Beth’s callers are lonely and feel abandoned and/or oppressed by society. There’s a sardonic veteran of the Iraqi and Afghanistan wars who is traumatized by his experience and tossed aside by his government and whose marriage is trouble. “Try telling explaining that to the missus, how much you miss sleeping in a room full of dudes and guns,” he says. There’s a young woman who is verbally gifted (Beth tells her she sounds like a poet) but who is mentally ill and not taking her meds because her comedian partner dumped her and she lost her health insurance. She’s feeling paranoid and beleaguered and is upset by pretty much everything. “I have snakes for bones,” she says, and tells Beth that she calls her own brain “Brian…because it’s scrambled.” There’s a young homeless woman who ran away from home and now lives in “a cozy two-person tent.” The scariest caller is a young man whose hatred of women is apparent even before he confirms it to Beth and starts deliberately trying to violate the parameters she’s set up.

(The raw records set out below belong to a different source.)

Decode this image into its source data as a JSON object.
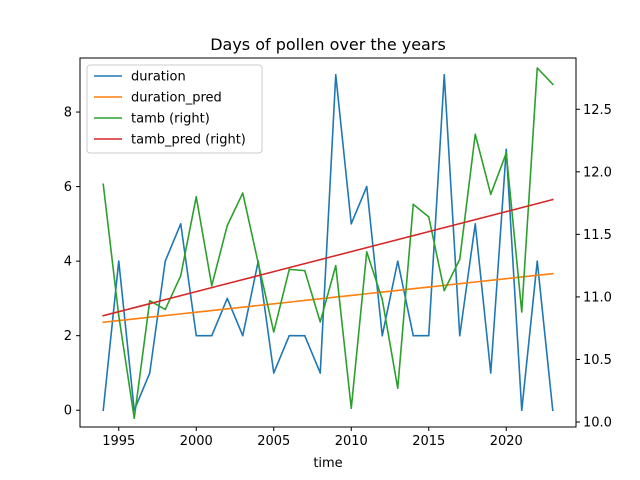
{
  "chart_data": {
    "type": "line",
    "title": "Days of pollen over the years",
    "xlabel": "time",
    "ylabel": "",
    "y2label": "",
    "xlim": [
      1992.5,
      2024.5
    ],
    "ylim": [
      -0.45,
      9.45
    ],
    "y2lim": [
      9.96,
      12.91
    ],
    "x_ticks": [
      1995,
      2000,
      2005,
      2010,
      2015,
      2020
    ],
    "y_ticks": [
      0,
      2,
      4,
      6,
      8
    ],
    "y2_ticks": [
      10.0,
      10.5,
      11.0,
      11.5,
      12.0,
      12.5
    ],
    "y2_tick_labels": [
      "10.0",
      "10.5",
      "11.0",
      "11.5",
      "12.0",
      "12.5"
    ],
    "x": [
      1994,
      1995,
      1996,
      1997,
      1998,
      1999,
      2000,
      2001,
      2002,
      2003,
      2004,
      2005,
      2006,
      2007,
      2008,
      2009,
      2010,
      2011,
      2012,
      2013,
      2014,
      2015,
      2016,
      2017,
      2018,
      2019,
      2020,
      2021,
      2022,
      2023
    ],
    "legend_position": "top-left",
    "grid": false,
    "series": [
      {
        "name": "duration",
        "axis": "left",
        "color": "#1f77b4",
        "values": [
          0,
          4,
          0,
          1,
          4,
          5,
          2,
          2,
          3,
          2,
          4,
          1,
          2,
          2,
          1,
          9,
          5,
          6,
          2,
          4,
          2,
          2,
          9,
          2,
          5,
          1,
          7,
          0,
          4,
          0
        ]
      },
      {
        "name": "duration_pred",
        "axis": "left",
        "color": "#ff7f0e",
        "values": [
          2.36,
          2.405,
          2.45,
          2.495,
          2.54,
          2.585,
          2.63,
          2.675,
          2.72,
          2.765,
          2.81,
          2.855,
          2.9,
          2.945,
          2.99,
          3.035,
          3.08,
          3.125,
          3.17,
          3.215,
          3.26,
          3.305,
          3.35,
          3.395,
          3.44,
          3.485,
          3.53,
          3.575,
          3.62,
          3.665
        ]
      },
      {
        "name": "tamb (right)",
        "axis": "right",
        "color": "#2ca02c",
        "values": [
          11.9,
          10.85,
          10.03,
          10.97,
          10.9,
          11.17,
          11.8,
          11.09,
          11.57,
          11.83,
          11.27,
          10.72,
          11.22,
          11.21,
          10.8,
          11.25,
          10.11,
          11.36,
          10.98,
          10.27,
          11.74,
          11.64,
          11.05,
          11.3,
          12.3,
          11.82,
          12.15,
          10.88,
          12.83,
          12.7
        ]
      },
      {
        "name": "tamb_pred (right)",
        "axis": "right",
        "color": "#d62728",
        "values": [
          10.85,
          10.882,
          10.914,
          10.946,
          10.978,
          11.01,
          11.042,
          11.074,
          11.106,
          11.138,
          11.17,
          11.202,
          11.234,
          11.266,
          11.298,
          11.33,
          11.362,
          11.394,
          11.426,
          11.458,
          11.49,
          11.522,
          11.554,
          11.586,
          11.618,
          11.65,
          11.682,
          11.714,
          11.746,
          11.778
        ]
      }
    ]
  }
}
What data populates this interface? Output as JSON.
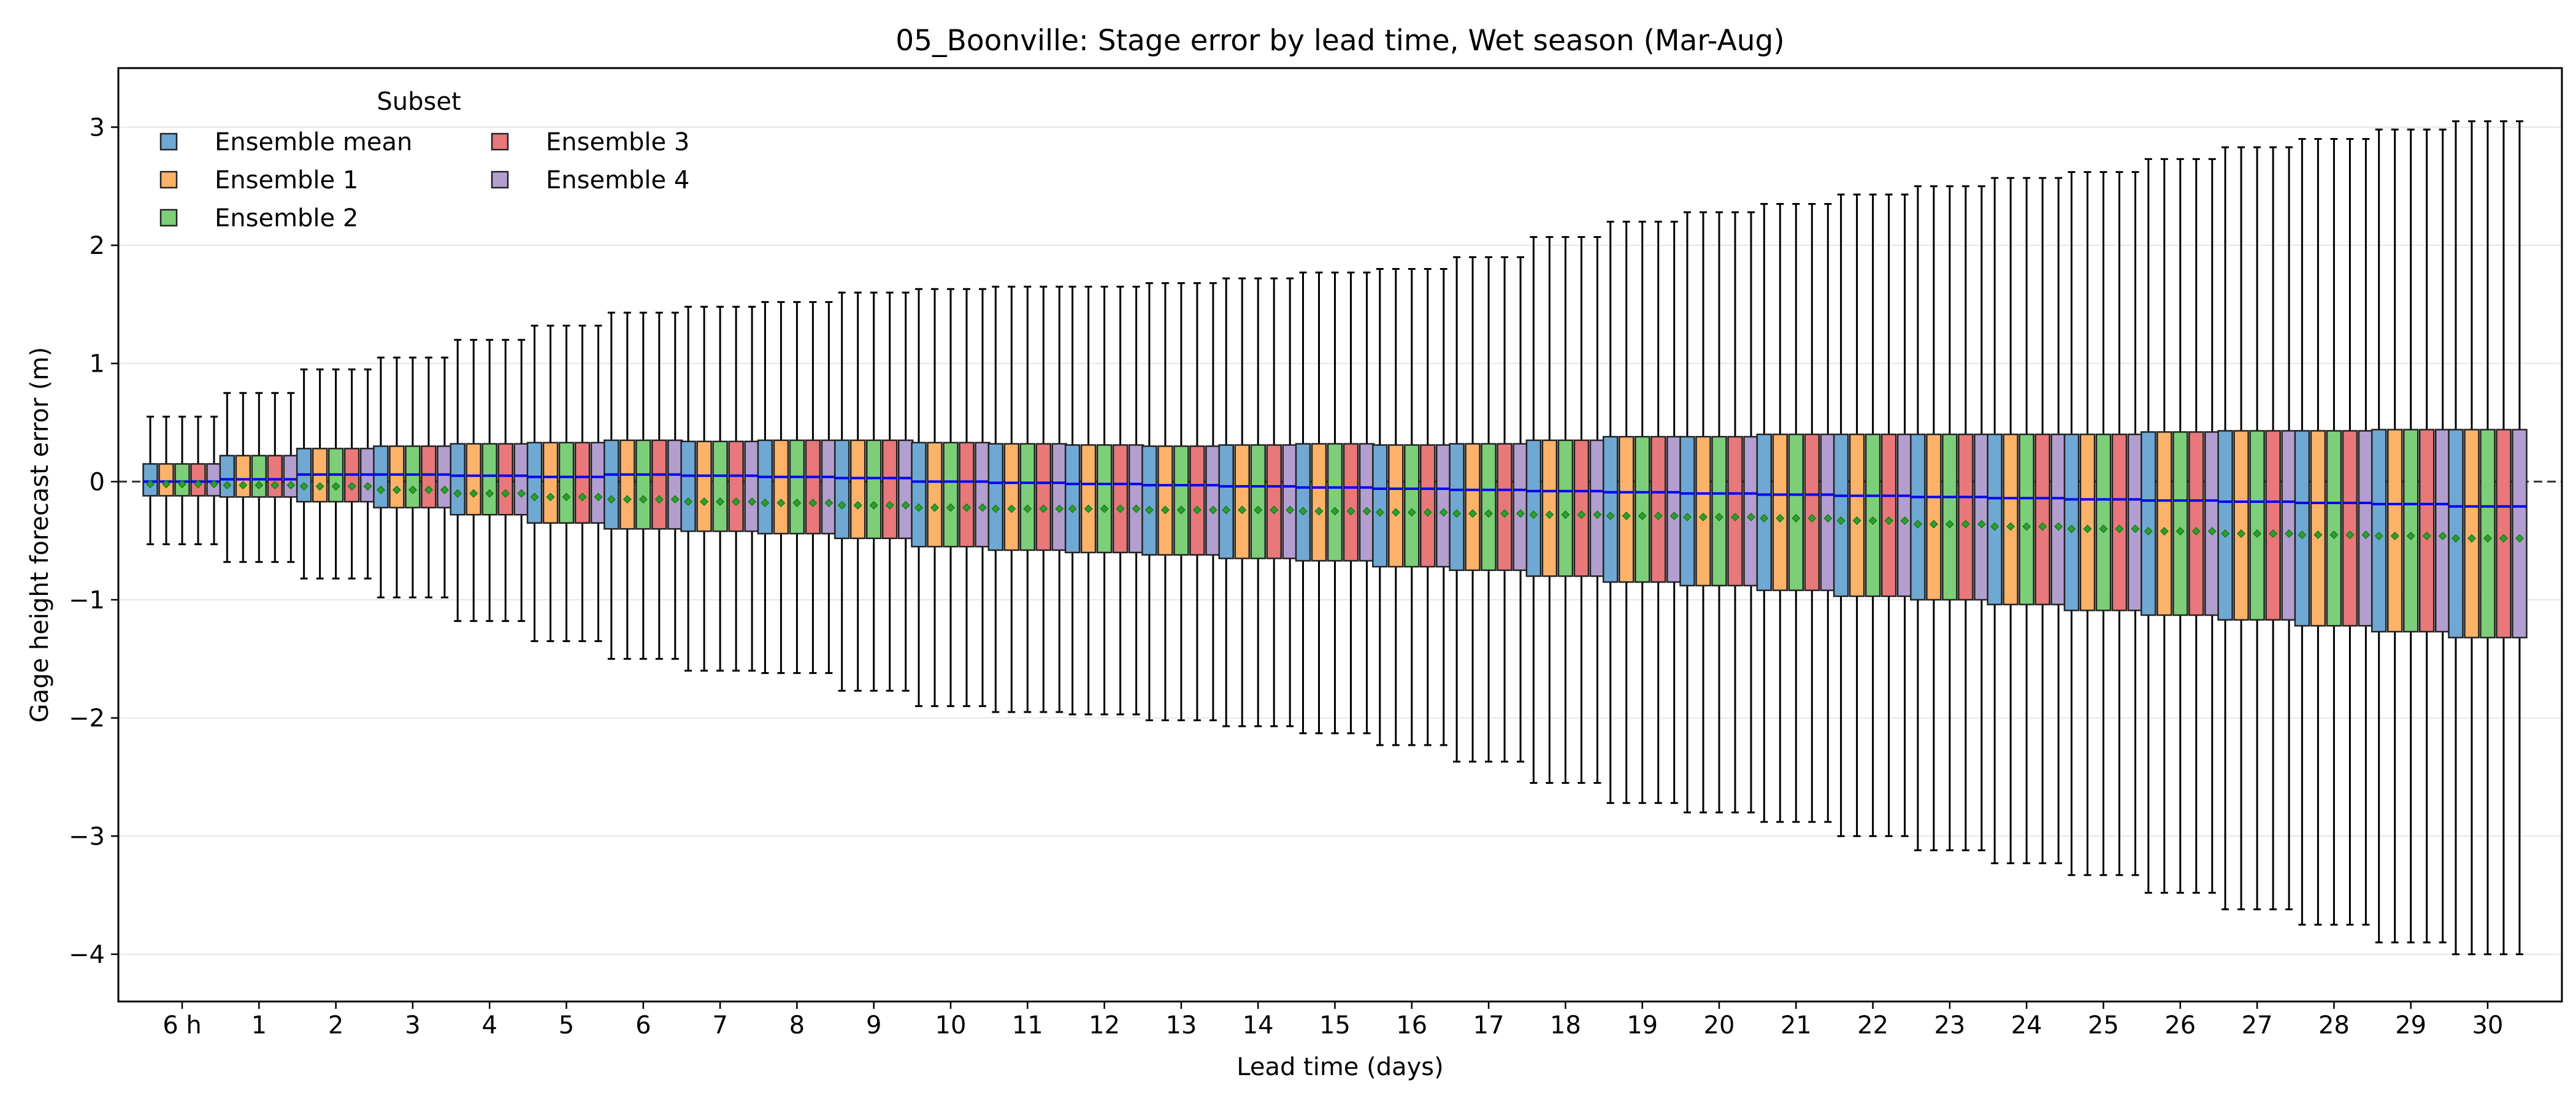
{
  "chart_data": {
    "type": "boxplot",
    "title": "05_Boonville: Stage error by lead time, Wet season (Mar-Aug)",
    "xlabel": "Lead time (days)",
    "ylabel": "Gage height forecast error (m)",
    "ylim": [
      -4.4,
      3.5
    ],
    "yticks": [
      3,
      2,
      1,
      0,
      -1,
      -2,
      -3,
      -4
    ],
    "ytick_labels": [
      "3",
      "2",
      "1",
      "0",
      "−1",
      "−2",
      "−3",
      "−4"
    ],
    "grid": "horizontal",
    "reference_line": {
      "y": 0,
      "style": "dashed"
    },
    "legend": {
      "title": "Subset",
      "position": "top-left",
      "columns": 2
    },
    "categories": [
      "6 h",
      "1",
      "2",
      "3",
      "4",
      "5",
      "6",
      "7",
      "8",
      "9",
      "10",
      "11",
      "12",
      "13",
      "14",
      "15",
      "16",
      "17",
      "18",
      "19",
      "20",
      "21",
      "22",
      "23",
      "24",
      "25",
      "26",
      "27",
      "28",
      "29",
      "30"
    ],
    "series": [
      {
        "name": "Ensemble mean",
        "color": "#6fa8d3"
      },
      {
        "name": "Ensemble 1",
        "color": "#fdb26a"
      },
      {
        "name": "Ensemble 2",
        "color": "#7ccf78"
      },
      {
        "name": "Ensemble 3",
        "color": "#e8787a"
      },
      {
        "name": "Ensemble 4",
        "color": "#b39ed0"
      }
    ],
    "median_color": "#0000ff",
    "mean_marker_color": "#2ca02c",
    "whisker_low": [
      -0.53,
      -0.68,
      -0.82,
      -0.98,
      -1.18,
      -1.35,
      -1.5,
      -1.6,
      -1.62,
      -1.77,
      -1.9,
      -1.95,
      -1.97,
      -2.02,
      -2.07,
      -2.13,
      -2.23,
      -2.37,
      -2.55,
      -2.72,
      -2.8,
      -2.88,
      -3.0,
      -3.12,
      -3.23,
      -3.33,
      -3.48,
      -3.62,
      -3.75,
      -3.9,
      -4.0
    ],
    "q1": [
      -0.12,
      -0.13,
      -0.17,
      -0.22,
      -0.28,
      -0.35,
      -0.4,
      -0.42,
      -0.44,
      -0.48,
      -0.55,
      -0.58,
      -0.6,
      -0.62,
      -0.65,
      -0.67,
      -0.72,
      -0.75,
      -0.8,
      -0.85,
      -0.88,
      -0.92,
      -0.97,
      -1.0,
      -1.04,
      -1.09,
      -1.13,
      -1.17,
      -1.22,
      -1.27,
      -1.32
    ],
    "median": [
      0.0,
      0.02,
      0.06,
      0.06,
      0.05,
      0.04,
      0.06,
      0.05,
      0.04,
      0.03,
      0.0,
      -0.01,
      -0.02,
      -0.03,
      -0.04,
      -0.05,
      -0.06,
      -0.07,
      -0.08,
      -0.09,
      -0.1,
      -0.11,
      -0.12,
      -0.13,
      -0.14,
      -0.15,
      -0.16,
      -0.17,
      -0.18,
      -0.19,
      -0.21
    ],
    "mean": [
      -0.02,
      -0.03,
      -0.04,
      -0.07,
      -0.1,
      -0.13,
      -0.15,
      -0.17,
      -0.18,
      -0.2,
      -0.22,
      -0.23,
      -0.23,
      -0.24,
      -0.24,
      -0.25,
      -0.26,
      -0.27,
      -0.28,
      -0.29,
      -0.3,
      -0.31,
      -0.33,
      -0.36,
      -0.38,
      -0.4,
      -0.42,
      -0.44,
      -0.45,
      -0.46,
      -0.48
    ],
    "q3": [
      0.15,
      0.22,
      0.28,
      0.3,
      0.32,
      0.33,
      0.35,
      0.34,
      0.35,
      0.35,
      0.33,
      0.32,
      0.31,
      0.3,
      0.31,
      0.32,
      0.31,
      0.32,
      0.35,
      0.38,
      0.38,
      0.4,
      0.4,
      0.4,
      0.4,
      0.4,
      0.42,
      0.43,
      0.43,
      0.44,
      0.44
    ],
    "whisker_high": [
      0.55,
      0.75,
      0.95,
      1.05,
      1.2,
      1.32,
      1.43,
      1.48,
      1.52,
      1.6,
      1.63,
      1.65,
      1.65,
      1.68,
      1.72,
      1.77,
      1.8,
      1.9,
      2.07,
      2.2,
      2.28,
      2.35,
      2.43,
      2.5,
      2.57,
      2.62,
      2.73,
      2.83,
      2.9,
      2.98,
      3.05
    ]
  }
}
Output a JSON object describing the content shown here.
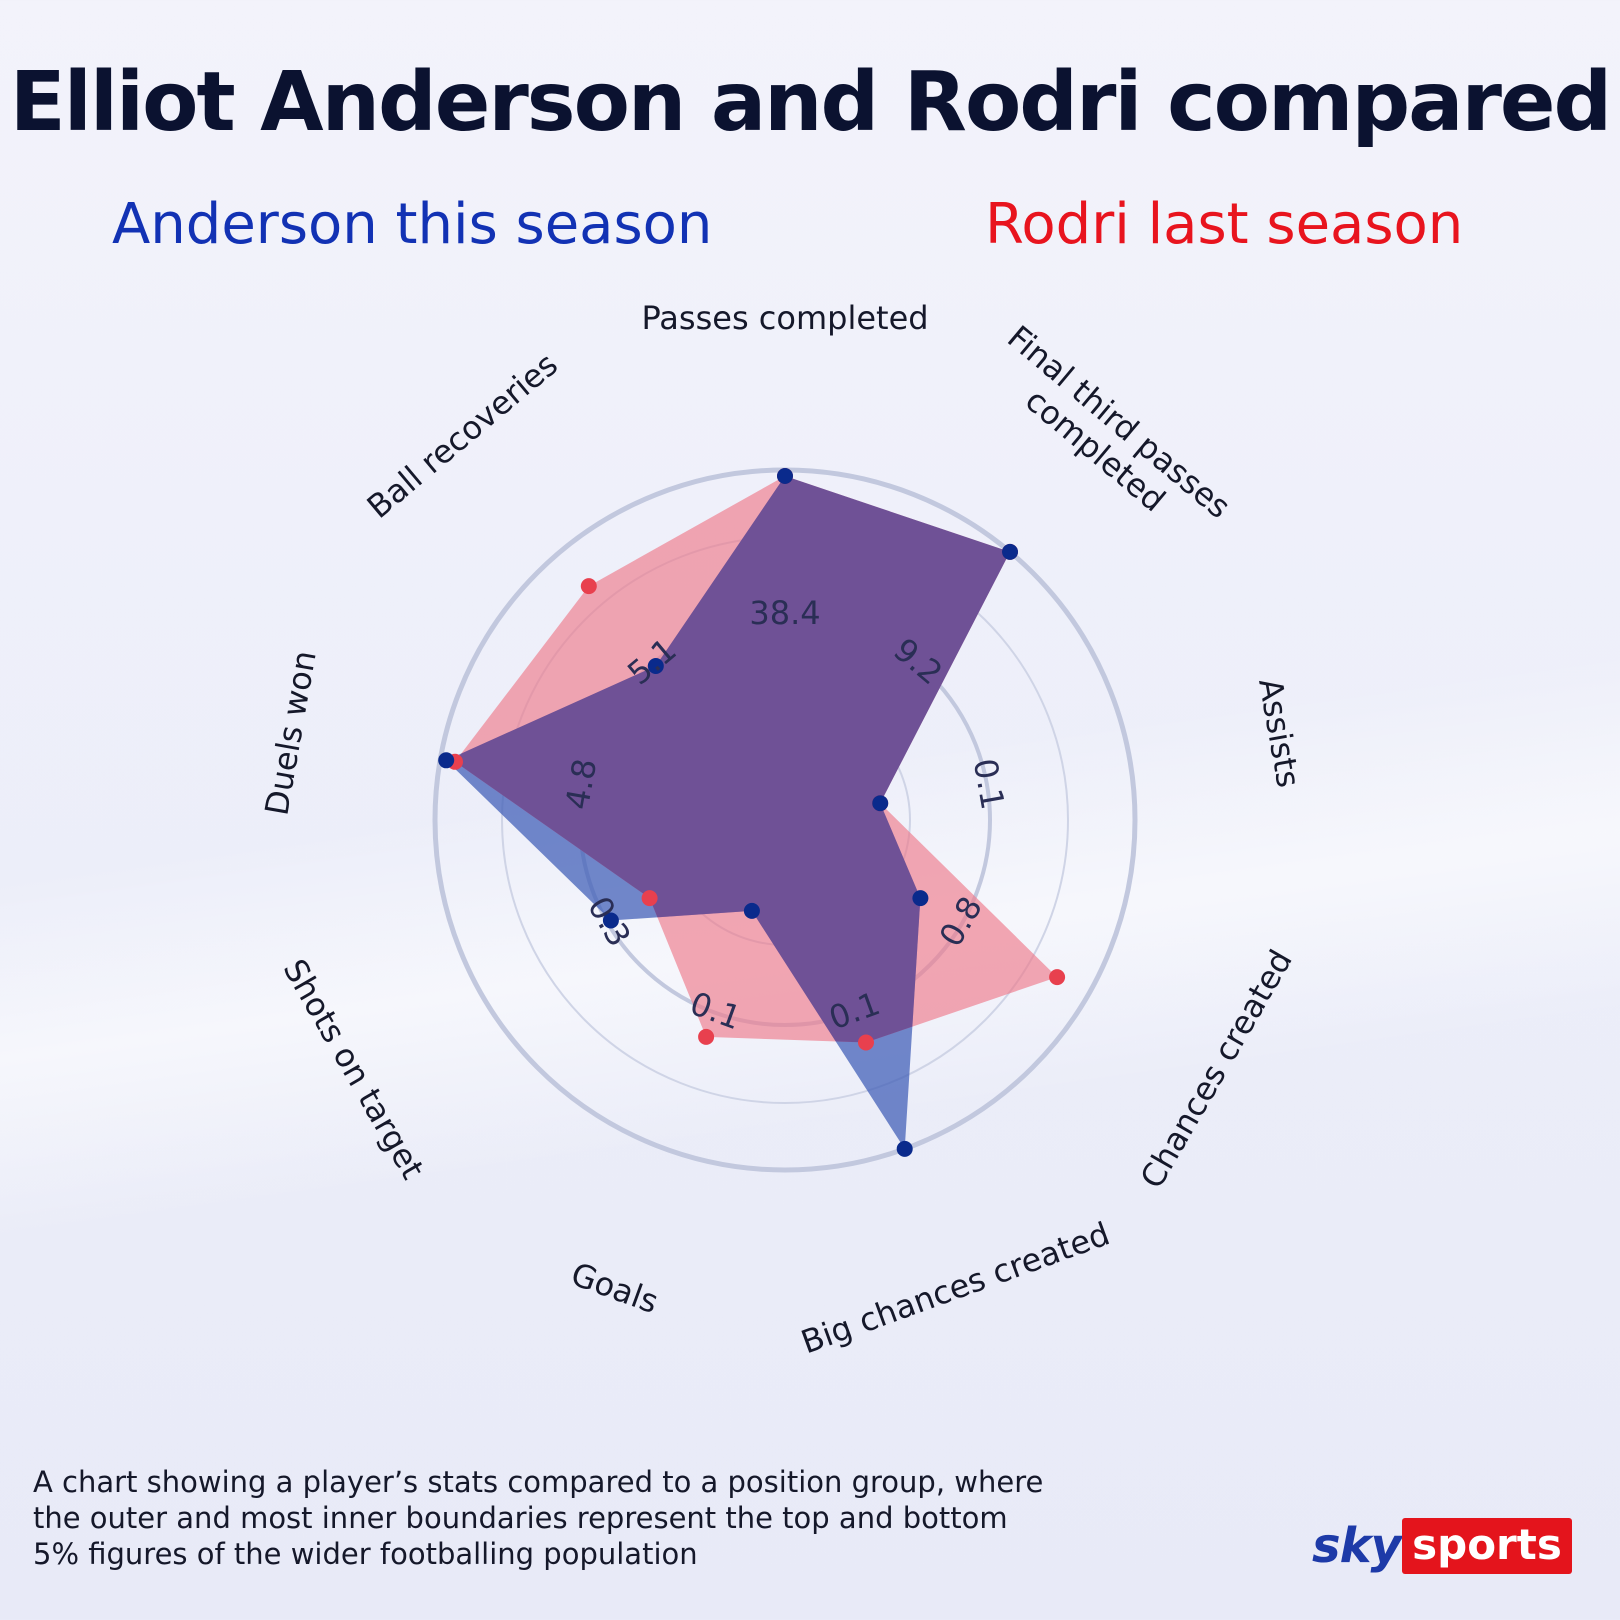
{
  "title": "Elliot Anderson and Rodri compared",
  "legend": {
    "anderson_label": "Anderson this season",
    "rodri_label": "Rodri last season"
  },
  "colors": {
    "anderson": "#1232b4",
    "rodri": "#e8141e",
    "anderson_fill": "#3d5bb5",
    "rodri_fill": "#ee7a8a",
    "overlap_fill": "#6a4f96",
    "anderson_dot": "#0a2a8c",
    "rodri_dot": "#e8404e"
  },
  "chart_data": {
    "type": "radar",
    "scale": "percentile",
    "range": [
      0,
      100
    ],
    "axes": [
      "Passes completed",
      "Final third passes completed",
      "Assists",
      "Chances created",
      "Big chances created",
      "Goals",
      "Shots on target",
      "Duels won",
      "Ball recoveries"
    ],
    "axis_values": [
      "38.4",
      "9.2",
      "0.1",
      "0.8",
      "0.1",
      "0.1",
      "0.3",
      "4.8",
      "5.1"
    ],
    "series": [
      {
        "name": "Anderson this season",
        "values": [
          98,
          100,
          15,
          35,
          100,
          15,
          50,
          98,
          50
        ]
      },
      {
        "name": "Rodri last season",
        "values": [
          98,
          100,
          15,
          88,
          62,
          60,
          35,
          95,
          85
        ]
      }
    ]
  },
  "footnote": {
    "line1": "A chart showing a player’s stats compared to a position group,  where",
    "line2": "the outer and most inner boundaries represent the top  and bottom",
    "line3": "5% figures of the wider footballing population"
  },
  "logo": {
    "sky": "sky",
    "sports": "sports"
  }
}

One of the things that’s fascinating about this film in retrospect is how little information it feels it needs to give the audience in order to create a story. It’s very close to feeling like a filmed theater piece, the kind that would run in a small venue and that doesn’t spend a lot of money on the set because it’s not the kind of play that requires it. You don’t know exactly where Beth lives or whether there are any other living beings in the place with her until the movie decides to tell you. You also don’t know exactly what sort of service Beth works for. She tells one caller that not everybody who reaches out to her is suicidal. Most people just call her to talk. She doesn’t fill out any forms or go on a computer. You don’t even see her take notes. There are a couple of cuts to her notebook revealing that she makes drawings while she talks to people. Touches like this make the movie feels as if it’s occurring in a fictional space that is more figurative than realistic.